20 Nov 2009
Diesmal schenken wir uns nichts
Search inside. It’s not a Sony
In diesem Frühjahr habe ich endlich meine liebsten Kinderbücher aus der Wohnung meiner Mutter zu mir nach Hause geholt. Ich hatte schon befürchtet, sie könnte sie weggeworfen haben, als sie vor 15 Jahren in eine viel kleinere Wohnung gezogen ist. Doch Bücher wegwerfen — das macht sie nicht, meine Mutter.
Ich komme aus einer bibliophilen Familie, einer Welt, wie sie Uwe Tellkamp in »Der Turm« beschrieben hat. Ich bin etwa so alt wie Tellkamp und ein paar Kilometer flussabwärts am Fuße eines Weinbergs aufgewachsen. Letztes Jahr zu Weihnachten habe ich meiner Mutter den dicken Tellkamp geschenkt, es war naheliegend. Immer haben wir uns Bücher geschenkt, und die schönsten bekam ich als Kind von meiner Tante. Mein älterer Sohn, inzwischen 21, wurde von seinem Opa von klein auf in einem Maße mit Büchern beschenkt, das selbst mir fast unheimlich war. Er ist heute ein Leser — und damit in seiner Altersgruppe ein Exot. Er hat keine Brille aber selbstverständlich ein Profil auf Facebook. Er fotografiert digital und analog.

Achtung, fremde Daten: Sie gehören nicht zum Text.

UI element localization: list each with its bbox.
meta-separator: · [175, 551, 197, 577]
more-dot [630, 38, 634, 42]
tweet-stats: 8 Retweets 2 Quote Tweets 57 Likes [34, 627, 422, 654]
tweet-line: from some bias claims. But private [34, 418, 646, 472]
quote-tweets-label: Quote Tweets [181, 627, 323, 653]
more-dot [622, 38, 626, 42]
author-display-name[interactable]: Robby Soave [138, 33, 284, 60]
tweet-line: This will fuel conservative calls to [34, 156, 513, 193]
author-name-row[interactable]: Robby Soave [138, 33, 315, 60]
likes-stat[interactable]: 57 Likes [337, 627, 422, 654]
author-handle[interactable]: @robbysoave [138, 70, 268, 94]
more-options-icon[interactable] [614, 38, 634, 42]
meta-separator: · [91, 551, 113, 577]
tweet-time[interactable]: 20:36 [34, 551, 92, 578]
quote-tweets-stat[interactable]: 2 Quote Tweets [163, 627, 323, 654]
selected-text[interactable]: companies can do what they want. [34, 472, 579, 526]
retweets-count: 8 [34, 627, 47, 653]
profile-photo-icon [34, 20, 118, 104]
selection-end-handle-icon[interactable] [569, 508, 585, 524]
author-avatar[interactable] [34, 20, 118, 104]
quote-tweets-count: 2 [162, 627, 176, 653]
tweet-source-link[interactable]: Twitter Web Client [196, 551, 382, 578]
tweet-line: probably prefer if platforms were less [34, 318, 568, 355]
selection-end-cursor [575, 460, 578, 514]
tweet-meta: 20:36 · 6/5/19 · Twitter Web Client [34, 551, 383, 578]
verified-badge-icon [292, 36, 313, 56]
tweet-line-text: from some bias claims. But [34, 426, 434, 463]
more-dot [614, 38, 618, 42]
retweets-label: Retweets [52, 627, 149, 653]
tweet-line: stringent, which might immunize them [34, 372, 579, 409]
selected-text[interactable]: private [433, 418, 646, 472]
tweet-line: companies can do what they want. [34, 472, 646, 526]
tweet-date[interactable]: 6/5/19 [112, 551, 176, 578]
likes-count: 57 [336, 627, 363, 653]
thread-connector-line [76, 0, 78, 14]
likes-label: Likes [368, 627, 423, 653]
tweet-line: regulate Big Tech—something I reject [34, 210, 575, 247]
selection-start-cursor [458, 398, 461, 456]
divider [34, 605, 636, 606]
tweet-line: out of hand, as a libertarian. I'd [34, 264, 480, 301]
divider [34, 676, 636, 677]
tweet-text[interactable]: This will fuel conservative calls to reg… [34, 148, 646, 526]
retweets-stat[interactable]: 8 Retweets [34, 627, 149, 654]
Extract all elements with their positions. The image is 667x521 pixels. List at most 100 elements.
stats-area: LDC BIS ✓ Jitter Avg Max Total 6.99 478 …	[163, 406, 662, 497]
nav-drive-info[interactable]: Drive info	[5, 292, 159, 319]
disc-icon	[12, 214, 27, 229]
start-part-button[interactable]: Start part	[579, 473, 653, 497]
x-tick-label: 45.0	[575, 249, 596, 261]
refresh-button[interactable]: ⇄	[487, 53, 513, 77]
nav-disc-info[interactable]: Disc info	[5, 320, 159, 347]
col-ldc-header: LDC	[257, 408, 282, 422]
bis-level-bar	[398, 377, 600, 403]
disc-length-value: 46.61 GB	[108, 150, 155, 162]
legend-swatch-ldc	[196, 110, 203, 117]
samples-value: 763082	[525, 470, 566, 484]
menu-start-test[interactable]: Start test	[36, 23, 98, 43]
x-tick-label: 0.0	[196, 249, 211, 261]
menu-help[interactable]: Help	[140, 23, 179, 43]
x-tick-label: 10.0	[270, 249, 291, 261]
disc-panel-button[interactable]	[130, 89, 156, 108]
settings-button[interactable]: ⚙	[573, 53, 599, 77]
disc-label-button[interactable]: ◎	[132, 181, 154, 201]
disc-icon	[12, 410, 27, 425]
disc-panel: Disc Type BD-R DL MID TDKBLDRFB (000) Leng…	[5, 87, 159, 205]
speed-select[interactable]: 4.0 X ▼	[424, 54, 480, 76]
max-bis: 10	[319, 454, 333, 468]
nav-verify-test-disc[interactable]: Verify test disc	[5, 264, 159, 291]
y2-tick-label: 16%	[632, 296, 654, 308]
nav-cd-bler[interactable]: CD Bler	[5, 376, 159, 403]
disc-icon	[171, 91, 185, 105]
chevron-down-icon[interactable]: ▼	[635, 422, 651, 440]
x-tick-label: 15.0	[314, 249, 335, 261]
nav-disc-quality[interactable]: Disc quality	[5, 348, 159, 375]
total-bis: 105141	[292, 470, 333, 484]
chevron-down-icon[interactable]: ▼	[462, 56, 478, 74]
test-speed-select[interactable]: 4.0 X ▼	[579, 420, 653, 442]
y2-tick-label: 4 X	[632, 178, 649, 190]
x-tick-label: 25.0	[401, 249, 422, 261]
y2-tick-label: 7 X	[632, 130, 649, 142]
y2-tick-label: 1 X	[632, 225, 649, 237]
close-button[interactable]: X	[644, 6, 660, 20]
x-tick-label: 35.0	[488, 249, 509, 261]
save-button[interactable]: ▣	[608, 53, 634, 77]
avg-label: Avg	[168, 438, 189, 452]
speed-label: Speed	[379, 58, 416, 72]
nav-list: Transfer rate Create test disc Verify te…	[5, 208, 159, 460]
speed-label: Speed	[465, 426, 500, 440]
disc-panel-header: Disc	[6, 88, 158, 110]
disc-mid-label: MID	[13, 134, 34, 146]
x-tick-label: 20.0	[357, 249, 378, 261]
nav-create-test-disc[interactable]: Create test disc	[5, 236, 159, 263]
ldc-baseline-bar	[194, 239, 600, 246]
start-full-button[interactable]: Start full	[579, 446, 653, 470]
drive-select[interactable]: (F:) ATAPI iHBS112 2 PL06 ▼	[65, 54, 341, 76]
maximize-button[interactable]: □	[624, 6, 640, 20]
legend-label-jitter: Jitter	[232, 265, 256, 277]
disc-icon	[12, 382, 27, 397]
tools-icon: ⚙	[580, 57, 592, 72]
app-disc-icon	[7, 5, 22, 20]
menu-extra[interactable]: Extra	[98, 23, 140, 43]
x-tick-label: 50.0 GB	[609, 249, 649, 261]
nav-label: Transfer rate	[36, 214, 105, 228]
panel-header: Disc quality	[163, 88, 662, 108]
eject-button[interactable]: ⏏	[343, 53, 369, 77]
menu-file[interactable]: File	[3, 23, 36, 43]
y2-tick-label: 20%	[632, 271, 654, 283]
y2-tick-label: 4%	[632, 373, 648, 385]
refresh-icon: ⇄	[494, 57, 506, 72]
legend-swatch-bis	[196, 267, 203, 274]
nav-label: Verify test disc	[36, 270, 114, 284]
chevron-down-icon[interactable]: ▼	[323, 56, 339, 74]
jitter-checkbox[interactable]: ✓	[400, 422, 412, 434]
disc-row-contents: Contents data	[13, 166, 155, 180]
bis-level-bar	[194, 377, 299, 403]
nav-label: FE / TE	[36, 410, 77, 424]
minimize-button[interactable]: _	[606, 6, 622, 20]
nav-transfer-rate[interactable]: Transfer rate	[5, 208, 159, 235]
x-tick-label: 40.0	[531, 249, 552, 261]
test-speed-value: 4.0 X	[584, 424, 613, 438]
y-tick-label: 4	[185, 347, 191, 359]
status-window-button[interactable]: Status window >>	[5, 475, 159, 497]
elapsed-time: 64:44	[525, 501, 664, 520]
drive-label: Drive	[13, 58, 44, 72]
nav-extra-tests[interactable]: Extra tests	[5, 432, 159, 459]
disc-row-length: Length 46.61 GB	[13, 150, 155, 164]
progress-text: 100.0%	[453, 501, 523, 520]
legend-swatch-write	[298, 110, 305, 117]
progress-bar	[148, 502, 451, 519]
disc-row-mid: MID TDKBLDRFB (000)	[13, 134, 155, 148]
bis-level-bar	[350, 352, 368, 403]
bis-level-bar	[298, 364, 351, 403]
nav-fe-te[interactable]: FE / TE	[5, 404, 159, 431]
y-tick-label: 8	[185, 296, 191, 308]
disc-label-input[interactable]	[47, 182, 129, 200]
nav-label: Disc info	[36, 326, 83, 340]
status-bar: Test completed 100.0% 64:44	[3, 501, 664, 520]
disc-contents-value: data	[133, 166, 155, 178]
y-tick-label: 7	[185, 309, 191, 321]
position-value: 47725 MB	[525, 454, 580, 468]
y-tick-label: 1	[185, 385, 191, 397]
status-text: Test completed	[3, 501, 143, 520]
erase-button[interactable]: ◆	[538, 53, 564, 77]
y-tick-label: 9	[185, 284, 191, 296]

Er könnte der Typ sein, der sich in ein paar Jahren sein Lesefutter per E-Book zuführt. Ich bin es nicht, denn ich mag mich nicht mehr umgewöhnen. Die vielen jungen Leute, die laut ernstzunehmenden Studien gar keine längeren Texte mehr lesen, sind es auch nicht. Prophezeiungen und Polemiken zum Thema Buch vs. E-Book sind inzwischen reichlich zwischen den Lagern hin- und hergeschossen worden. Wir werden sehen. Ein wichtiger Punkt (jedenfalls für mich), kam aber bisher noch nicht zu Sprache:
Was werden wir uns schenken, wenn wir uns keine Bücher mehr schenken?
Ich frage mich, ob schon mal jemand ernsthaft bedacht hat, welch große Bedeutung das Buch als Geschenkartikel hat, wirtschaftlich und individuell. Das klingt jetzt nicht sehr bibliophil, ich weiß, aber so ist es nun mal. Ich weiß nicht, ob es eine Statistik gibt, wie groß der Anteil an Büchern ist, die nicht für den Eigenbedarf gekauft werden. Nach meinen Beobachtungen ist er jedenfalls sehr groß, und ich weiß zumindest von einem Verlag, bei dem ich angestellt war, dass ganze Programmreihen im Hinblick auf’s Verschenken geplant werden. Das Buch soll etwas hermachen, nicht zu teuer sein, aber auch nicht zu billig, irgendwie »wertig« erscheinen (ja, dieses Wort habe ich mit eigenen Ohren gehört!). Inhaltlich seriös, aber nicht zu speziell, denn was weiß man schon über den Beschenkten …
Aber, ob ein Buch nun wertvoll ist oder nur wertig oder nichts von beidem: Man kann es sich immerhin schenken. Dateien kann man nicht mal hübsch einpacken. Nicht nur das Verschwinden des Buches selbst ist ein (subjektiv empfundener) Kulturverlust. Unsere Beziehungen werden ärmer, wenn wir uns gegenseitig keine Bücher mehr schenken. Im Idealfall setzt sich der Schenkende nicht nur im Bücherregal des Beschenkten fest, sondern auch in dessen Kopf, sogar wenn sich beide im richtigen Leben aus den Augen verlieren. Im Realfall steht der Schenkende wenigstens nicht mit leeren Händen da und hat Anlass, über sich, den Beschenkten und die Beziehung zu ihm nachzudenken.